Boeing Defense, Space and Security (BDS) is the defense and government services division of The Boeing Company, operating from St. Louis, Missouri — the historic home of McDonnell Douglas, which Boeing absorbed in 1997. BDS is one of the three largest US defense contractors by revenue, competing directly with Lockheed Martin and Northrop Grumman across virtually every major Pentagon program category.
Boeing's most consequential current autonomous weapons program is the MQ-25 Stingray — the US Navy's first operational carrier-based unmanned aircraft, designed for autonomous aerial refueling of carrier air wing fighters. The MQ-25 represents a fundamental capability expansion: it extends the combat range of F/A-18s, F-35Cs, and E-2Ds by hundreds of miles without adding human pilots. First operational deployments began in 2024.

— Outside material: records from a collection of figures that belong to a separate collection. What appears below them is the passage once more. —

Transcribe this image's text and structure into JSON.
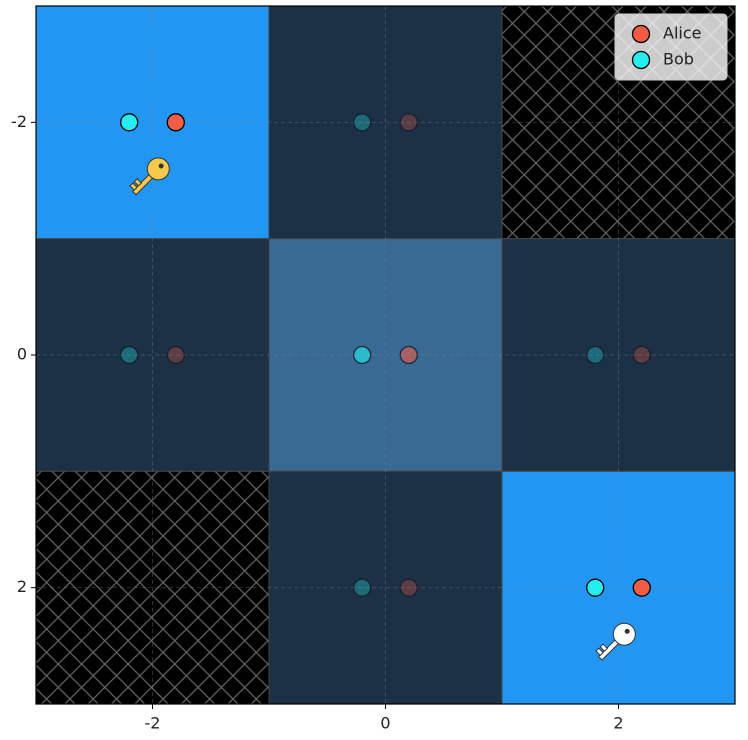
{
  "chart_data": {
    "type": "gridworld",
    "xlim": [
      -3,
      3
    ],
    "ylim": [
      3,
      -3
    ],
    "xticks": [
      -2,
      0,
      2
    ],
    "yticks": [
      -2,
      0,
      2
    ],
    "grid": true,
    "cells": [
      {
        "x": -2,
        "y": -2,
        "color": "#2196f3"
      },
      {
        "x": 0,
        "y": -2,
        "color": "#1c3046"
      },
      {
        "x": 2,
        "y": -2,
        "color": "#000000",
        "hatch": true
      },
      {
        "x": -2,
        "y": 0,
        "color": "#1c3046"
      },
      {
        "x": 0,
        "y": 0,
        "color": "#386a94"
      },
      {
        "x": 2,
        "y": 0,
        "color": "#1c3046"
      },
      {
        "x": -2,
        "y": 2,
        "color": "#000000",
        "hatch": true
      },
      {
        "x": 0,
        "y": 2,
        "color": "#1c3046"
      },
      {
        "x": 2,
        "y": 2,
        "color": "#2196f3"
      }
    ],
    "keys": [
      {
        "x": -1.95,
        "y": -1.6,
        "color": "#f7c94b"
      },
      {
        "x": 2.05,
        "y": 2.4,
        "color": "#ffffff"
      }
    ],
    "series": [
      {
        "name": "Alice",
        "color": "#f25c45",
        "x": [
          -1.8,
          0.2,
          -1.8,
          0.2,
          2.2,
          0.2,
          2.2
        ],
        "y": [
          -2,
          -2,
          0,
          0,
          0,
          2,
          2
        ],
        "alpha": [
          1,
          0.3,
          0.3,
          0.6,
          0.3,
          0.3,
          1
        ]
      },
      {
        "name": "Bob",
        "color": "#22f0f0",
        "x": [
          -2.2,
          -0.2,
          -2.2,
          -0.2,
          1.8,
          -0.2,
          1.8
        ],
        "y": [
          -2,
          -2,
          0,
          0,
          0,
          2,
          2
        ],
        "alpha": [
          1,
          0.3,
          0.3,
          0.6,
          0.3,
          0.3,
          1
        ]
      }
    ],
    "legend": "upper right"
  }
}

Equally significant is the MQ-28 Ghost Bat, developed for the Royal Australian Air Force (RAAF) as a loyal wingman drone. The MQ-28 features a modular nose section allowing rapid payload swaps — from sensors to weapons — and is designed to operate in autonomous swarms alongside crewed F/A-18s and F-35s. Boeing developed this program largely at its own expense before securing Australian government funding, signaling high confidence in the loyal wingman market.

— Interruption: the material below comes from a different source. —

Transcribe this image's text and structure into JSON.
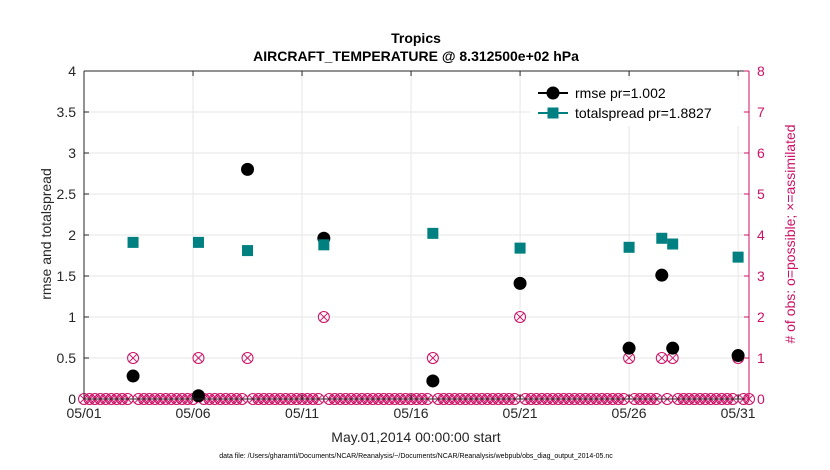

Boeing's legacy platforms are also undergoing AI integration. The AH-64E Apache helicopter features next-generation AI-assisted target acquisition, autonomous data link management, and machine-learning-enhanced FLIR. The F-15EX Eagle II incorporates AI-driven electronic warfare and mission data management. Boeing's scale — manufacturing, sustainment, and upgrade networks — gives it unmatched leverage to embed AI across an enormous installed base.

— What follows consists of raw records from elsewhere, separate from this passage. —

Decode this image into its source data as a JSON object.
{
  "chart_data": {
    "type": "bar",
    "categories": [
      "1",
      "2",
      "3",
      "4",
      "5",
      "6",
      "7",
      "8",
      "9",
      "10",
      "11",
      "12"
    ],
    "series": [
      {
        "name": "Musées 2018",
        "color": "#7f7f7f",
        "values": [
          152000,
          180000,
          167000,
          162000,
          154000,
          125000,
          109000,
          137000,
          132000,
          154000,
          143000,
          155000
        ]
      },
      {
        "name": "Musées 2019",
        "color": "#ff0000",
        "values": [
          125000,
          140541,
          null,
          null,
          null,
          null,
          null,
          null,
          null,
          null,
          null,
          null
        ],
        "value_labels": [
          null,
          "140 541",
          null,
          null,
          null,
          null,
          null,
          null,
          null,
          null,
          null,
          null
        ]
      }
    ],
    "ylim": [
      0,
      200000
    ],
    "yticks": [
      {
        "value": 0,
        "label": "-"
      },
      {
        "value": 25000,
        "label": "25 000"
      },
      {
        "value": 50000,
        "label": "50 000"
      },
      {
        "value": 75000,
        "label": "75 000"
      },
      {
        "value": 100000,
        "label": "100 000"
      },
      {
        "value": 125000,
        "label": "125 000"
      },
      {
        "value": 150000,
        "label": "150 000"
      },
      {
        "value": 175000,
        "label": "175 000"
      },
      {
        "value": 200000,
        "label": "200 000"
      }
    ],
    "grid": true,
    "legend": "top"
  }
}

Boeing trades on the NYSE as BA. The defense division (BDS) represents approximately one-third of total Boeing revenue and provides a stable counterbalance to commercial aviation cycles. Boeing's autonomous systems programs — particularly MQ-25 and MQ-28 — represent significant growth vectors. The company has faced well-documented commercial aviation challenges, but BDS maintains strong government contract relationships and a multi-decade defense backlog. Investors seeking defense AI exposure via Boeing should track BDS segment margins separately from the commercial division.